MR-guided radiotherapy (MRgRT) is novel treatment modality in Radiation Oncology that could allow a higher precision and tolerability of Radiation Treatments. This modality is possible due to dedicated systems consisting of a MR scanner mounted on a conventional linac and software that permit daily online treatment plan adaptation. Prostate cancer (PC) is one of the most common malignancies in RO clinical practice and currently under investigation with this new technology. The focus of this review is to describe the current state of the art and clinical results of MRgRT in the treatment of PC. The available technology are briefly described, as well as the published literature and possible future applications

Keywords

prostate cancer MRgRT MR-linac adaptive radiotherapy SBRT

Introduction

Technology in radiotherapy (RT) constantly evolved in the last years. In less than 40 years, we moved from bidimensional radiotherapy (2D RT) to volumetric and rotational modulated arc therapy and image-guided radiotherapy (IGRT) that improved treatment precision and tolerability by reducing healthy tissue exposure.¹ The introduction of integrated on-board imaging such as Cone Beam Computed Tomography (CBCT) or Megavoltage Computed Tomography (MVCT) has improved the positioning precision by enhancing tissue contrast compared to 2D images. However, the quality of those images is still not suitable for an accurate definition of anatomical boundaries, in many cases. Moreover no online plan adaptation has been possible on conventional linacs.
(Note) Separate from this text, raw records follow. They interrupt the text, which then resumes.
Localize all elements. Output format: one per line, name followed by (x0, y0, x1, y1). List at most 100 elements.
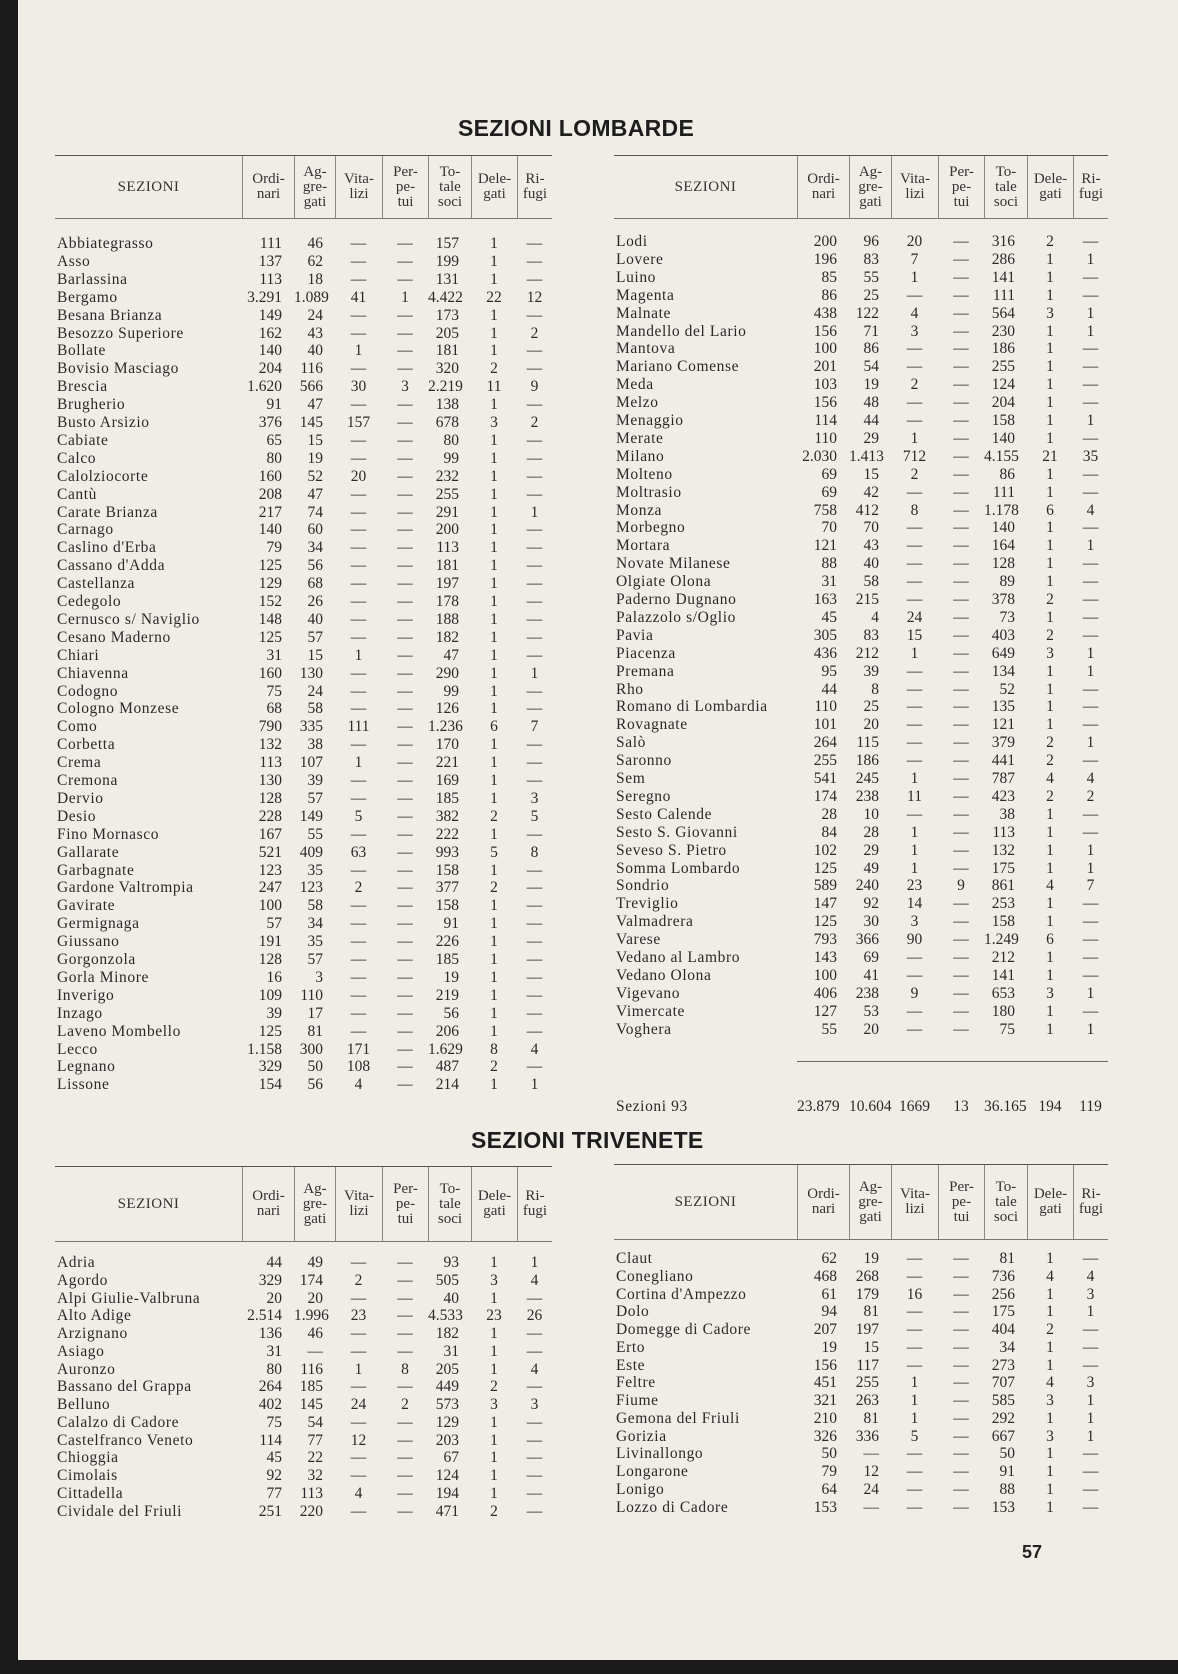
cell-vitalizi: 1 (910, 1409, 919, 1427)
cell-delegati: 1 (490, 467, 498, 485)
table-row: Lecco 1.158 300 171 — 1.629 8 4 (55, 1041, 552, 1059)
cell-delegati: 1 (1046, 340, 1054, 358)
cell-rifugi: — (526, 1058, 543, 1076)
cell-sezione: Auronzo (57, 1360, 116, 1378)
cell-aggregati: 29 (863, 429, 880, 447)
cell-perpetui: — (953, 823, 969, 841)
cell-totale-soci: 487 (435, 1058, 459, 1076)
cell-perpetui: — (397, 861, 413, 879)
cell-delegati: 1 (1046, 1409, 1054, 1427)
cell-aggregati: 35 (307, 861, 324, 879)
cell-sezione: Lozzo di Cadore (616, 1498, 729, 1516)
cell-aggregati: 123 (299, 879, 323, 897)
cell-delegati: 1 (1046, 1338, 1054, 1356)
cell-rifugi: 1 (530, 1254, 539, 1271)
table-row: Vimercate 127 53 — — 180 1 — (614, 1003, 1108, 1021)
cell-aggregati: 71 (863, 322, 880, 340)
cell-rifugi: — (1082, 555, 1099, 573)
cell-vitalizi: — (350, 252, 367, 270)
cell-totale-soci: 573 (435, 1396, 459, 1413)
table-row: Monza 758 412 8 — 1.178 6 4 (614, 502, 1108, 520)
cell-sezione: Gorgonzola (57, 951, 136, 968)
cell-vitalizi: 2 (910, 376, 919, 394)
cell-ordinari: 44 (821, 680, 838, 698)
table-row: Sesto Calende 28 10 — — 38 1 — (614, 806, 1108, 824)
cell-ordinari: 68 (266, 700, 283, 718)
table-row: Valmadrera 125 30 3 — 158 1 — (614, 913, 1108, 931)
cell-rifugi: 1 (1086, 734, 1095, 752)
cell-aggregati: 52 (307, 467, 324, 485)
cell-delegati: 1 (1046, 716, 1054, 734)
table-row: Salò 264 115 — — 379 2 1 (614, 734, 1108, 752)
cell-sezione: Varese (616, 931, 661, 949)
cell-ordinari: 125 (813, 913, 837, 931)
cell-perpetui: — (953, 698, 969, 716)
cell-sezione: Besozzo Superiore (57, 324, 184, 342)
cell-totale-soci: 181 (435, 557, 459, 575)
cell-aggregati: 24 (307, 682, 324, 700)
cell-sezione: Cesano Maderno (57, 628, 171, 646)
table-row: Germignaga 57 34 — — 91 1 — (55, 915, 552, 933)
cell-delegati: 2 (1046, 233, 1054, 250)
cell-sezione: Feltre (616, 1374, 656, 1392)
cell-totale-soci: 423 (991, 787, 1015, 805)
cell-delegati: 1 (1046, 537, 1054, 555)
cell-ordinari: 521 (258, 843, 282, 861)
cell-aggregati: 77 (307, 1431, 324, 1449)
cell-aggregati: 1.413 (849, 447, 884, 465)
table-row: Piacenza 436 212 1 — 649 3 1 (614, 645, 1108, 663)
cell-rifugi: 2 (530, 414, 539, 431)
cell-delegati: 1 (1046, 322, 1054, 340)
cell-rifugi: — (526, 628, 543, 646)
cell-vitalizi: 171 (346, 1040, 371, 1058)
cell-perpetui: — (397, 252, 413, 270)
cell-vitalizi: 3 (910, 322, 919, 340)
cell-perpetui: — (953, 895, 969, 913)
cell-totale-soci: 124 (991, 376, 1015, 394)
cell-ordinari: 140 (258, 342, 282, 360)
cell-rifugi: — (526, 539, 543, 557)
cell-perpetui: — (397, 718, 413, 736)
cell-sezione: Calco (57, 449, 97, 467)
cell-delegati: 6 (1046, 501, 1054, 519)
cell-delegati: 1 (1046, 268, 1054, 286)
cell-delegati: 1 (1046, 859, 1054, 877)
cell-delegati: 1 (490, 539, 498, 557)
cell-ordinari: 2.514 (247, 1307, 282, 1325)
cell-perpetui: — (397, 951, 413, 968)
cell-delegati: 1 (490, 968, 498, 986)
cell-perpetui: — (953, 233, 969, 250)
cell-ordinari: 147 (813, 895, 837, 913)
cell-ordinari: 208 (258, 485, 282, 503)
cell-sezione: Bassano del Grappa (57, 1378, 192, 1396)
cell-delegati: 1 (1046, 949, 1054, 966)
cell-vitalizi: 1 (354, 754, 363, 772)
cell-perpetui: — (397, 360, 413, 378)
cell-totale-soci: 197 (435, 575, 459, 593)
cell-ordinari: 110 (814, 429, 837, 447)
cell-ordinari: 127 (813, 1002, 837, 1020)
table-row: Lozzo di Cadore 153 — — — 153 1 — (614, 1499, 1108, 1517)
table-header: SEZIONI Ordi- nari Ag- gre- gati Vita- lizi… (614, 1164, 1108, 1240)
cell-sezione: Cividale del Friuli (57, 1502, 183, 1520)
cell-rifugi: — (1082, 716, 1099, 734)
cell-totale-soci: 170 (435, 736, 459, 754)
cell-ordinari: 468 (813, 1267, 837, 1285)
cell-ordinari: 160 (258, 467, 282, 485)
cell-totale-soci: 175 (991, 859, 1015, 877)
cell-delegati: 4 (1046, 770, 1054, 787)
cell-perpetui: — (953, 1463, 969, 1480)
cell-vitalizi: 1 (910, 841, 919, 859)
cell-perpetui: — (953, 644, 969, 662)
cell-totale-soci: 141 (991, 966, 1015, 984)
table-row: Melzo 156 48 — — 204 1 — (614, 394, 1108, 412)
cell-aggregati: 57 (307, 628, 324, 646)
cell-rifugi: — (1082, 626, 1099, 644)
cell-vitalizi: 1 (910, 1392, 919, 1409)
cell-aggregati: 10 (863, 805, 880, 823)
cell-totale-soci: 286 (991, 250, 1015, 268)
table-row: Treviglio 147 92 14 — 253 1 — (614, 895, 1108, 913)
cell-aggregati: 81 (863, 1409, 880, 1427)
cell-rifugi: — (1082, 1250, 1099, 1267)
table-row: Desio 228 149 5 — 382 2 5 (55, 808, 552, 826)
A step towards higher treatment personalization is represented by adaptive RT (ART), a novel RT technique aimed to further optimize the benefits of IGRT. This concept was introduced in 1997^2,3 and consists of dedicated systems and software able to perform a daily replan of RT treatment by accounting for the anatomical changes in target and organs at risk risk position and volume.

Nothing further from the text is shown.